Elles sont très simples, ou très élaborées, le plus souvent en forme de chapelle, ou de croix. On y a déposé quelques fleurs en plastiques, une bouteille de bière, un jouet .... une façon de montrer peut-être, que le lien n'est pas tout à fait rompu avec ceux qui sont partis de l'autre côté de la vie.

Comme tous les ex-votos, ces "animatas" sont à la fois tragiques, ridicules et touchantes.

Sans compter qu'elles rappellent efficacement au conducteur les dangers de la route !


Si les "animatas" vous intéressent vous pouvez aller sur le site de Patricio Valenzuela Hohmann,
ou sur celui de Karen Clunes
.

20 février 2012

Valparaio côté ombre et soleil.

Entre un passé glorieux dont on découvre les traces à tous les angles de rue et un avenir incertain, entre déglingue et restauration le Valparaiso d'aujourd'hui étonne d'abord puis séduit autant qu'il rebute. Ombre et soleil toujours.










D'un côté une villa dans un état de décrépitude avancé, achetée par un individu audacieux pour tenter de lui faire retrouver son lustre d'antan. Ce qui a déjà été fait pour sa voisine de l'autre côté de la rue.















Ici, un volet dégondé ? Pas grave ! Ce sont les effets de couleur qui comptent.











A gauche, dans un vieil hôtel, un escalier de porphyre, en provenance d'Italie, désormais fendillé et ébréché.
A droite, dans la banque du Chili, un plafond soigneusement restauré.

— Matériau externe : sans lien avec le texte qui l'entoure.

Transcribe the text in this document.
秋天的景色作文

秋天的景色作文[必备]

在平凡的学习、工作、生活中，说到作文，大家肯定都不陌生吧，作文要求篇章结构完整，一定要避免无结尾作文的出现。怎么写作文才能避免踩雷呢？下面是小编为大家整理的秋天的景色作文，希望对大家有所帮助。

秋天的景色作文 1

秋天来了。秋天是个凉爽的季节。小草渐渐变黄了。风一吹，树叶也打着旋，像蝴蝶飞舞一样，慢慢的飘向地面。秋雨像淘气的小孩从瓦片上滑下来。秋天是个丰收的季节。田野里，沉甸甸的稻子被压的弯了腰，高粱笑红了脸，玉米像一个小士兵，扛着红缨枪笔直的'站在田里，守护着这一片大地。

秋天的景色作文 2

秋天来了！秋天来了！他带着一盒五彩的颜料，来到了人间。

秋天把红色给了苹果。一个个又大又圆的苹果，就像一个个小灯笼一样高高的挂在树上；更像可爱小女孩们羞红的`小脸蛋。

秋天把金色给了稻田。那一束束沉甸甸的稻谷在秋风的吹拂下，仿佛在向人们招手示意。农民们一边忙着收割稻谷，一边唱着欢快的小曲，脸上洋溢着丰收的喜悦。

Je n'ai eu que trois jours pour découvrir Valparaiso, aidée dans ma découverte par Michael, un amoureux de Valparaiso grâce à qui j'ai pénétré dans des endroits que je ne soupçonnais pas : la Bourse de Valparaiso, (la première du Chili), le cercle Allemand, une brigade de pompiers, le siège du Mercurio, le plus ancien journal de langue espagnole, la boutique du chapelier fournisseur de Neruda ...
Trois jours ce n'était pas assez, car visiter Valparaiso c'est se déplacer à la fois dans l'espace et dans le temps. C'est s'interroger sur l'urbanisme autant que sur l'évolution sociologique de la ville, sans doute la plus cosmopolite du Chili. L'extrême pauvreté y côtoie une relative richesse.
Pour le moment, Valparaiso semble surtout riche de son passé. Sur les 29 funiculaires qui ont fait la réputation de la ville, cinq seulement fonctionnent encore. Mais Valparaiso reste une ville universitaire importante, une capitale culturelle; elle semble avoir retrouvé un certain dynamisme, multiplie les projets de réhabilitation ...

Non, non, la réalité n'a pas tué le mythe; elle l'a plutôt enrichi.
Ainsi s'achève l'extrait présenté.